ABSTRACT

Soil water content monitoring is an integral part of irrigation water management for efficient crop production. Recent developments in machine learning (ML) algorithms and widely available remote sensing products have made regression-based prediction and forecasting of soil moisture appealing due to lower costs than in-situ measurements. In this chapter, we investigated the efficiency of three machine learning algorithms, i.e., Random Forests (RF), Support Vector Regression (SVR), and Neural Networks (NN), for predicting soil moisture at 5 cm, 10 cm, 20 cm, 51cm, and 102 cm soil depths trained using the in-situ soil moisture retrievals from the Soil and Climate Analysis Network (SCAN) site in the Texas-Gulf regions. Explanatory variables included soil texture, surface, and root zone moisture obtained from Soil Moisture Active Passive (SMAP), vegetation and water indices obtained from MODIS Terra, and climate variables.
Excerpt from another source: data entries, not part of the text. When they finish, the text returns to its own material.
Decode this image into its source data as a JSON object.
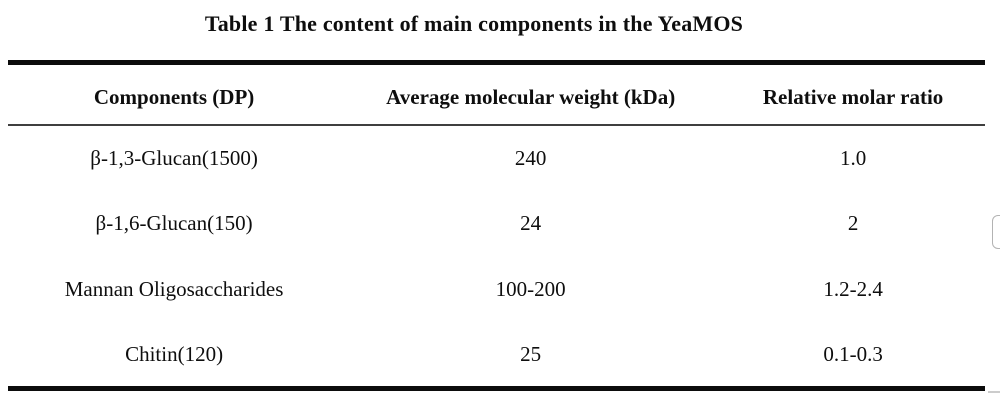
{
  "title": "Table 1 The content of main components in the YeaMOS",
  "table": {
    "columns": [
      "Components (DP)",
      "Average molecular weight (kDa)",
      "Relative molar ratio"
    ],
    "rows": [
      {
        "component": "β-1,3-Glucan(1500)",
        "avg_molecular_weight_kda": "240",
        "relative_molar_ratio": "1.0"
      },
      {
        "component": "β-1,6-Glucan(150)",
        "avg_molecular_weight_kda": "24",
        "relative_molar_ratio": "2"
      },
      {
        "component": "Mannan Oligosaccharides",
        "avg_molecular_weight_kda": "100-200",
        "relative_molar_ratio": "1.2-2.4"
      },
      {
        "component": "Chitin(120)",
        "avg_molecular_weight_kda": "25",
        "relative_molar_ratio": "0.1-0.3"
      }
    ]
  },
  "colors": {
    "heavy_rule": "#0c0c0c",
    "light_rule": "#3f3f3f",
    "text": "#0e0e0e",
    "edge_widget_border": "#b3b3b3"
  },
  "artifacts": {
    "edge_button": "cropped-rounded-button-at-right-edge",
    "edge_sliver": "faint-gray-mark-bottom-right"
  }
}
The Permutation Feature Importance (PFI) method was applied to all three algorithms to identify the importance of the explanatory variables and the top features were reported based on an increase in Root Mean Square Error in the models. The feature importance measures indicated a strong influence of soil texture, elevation, and SMAP-derived root zone soil moisture on model predictions at all depths. Results from this study showed that the predictive performances at most depths for all three algorithms were similar and were satisfactorily able to capture the spatial and temporal variability in soil water content.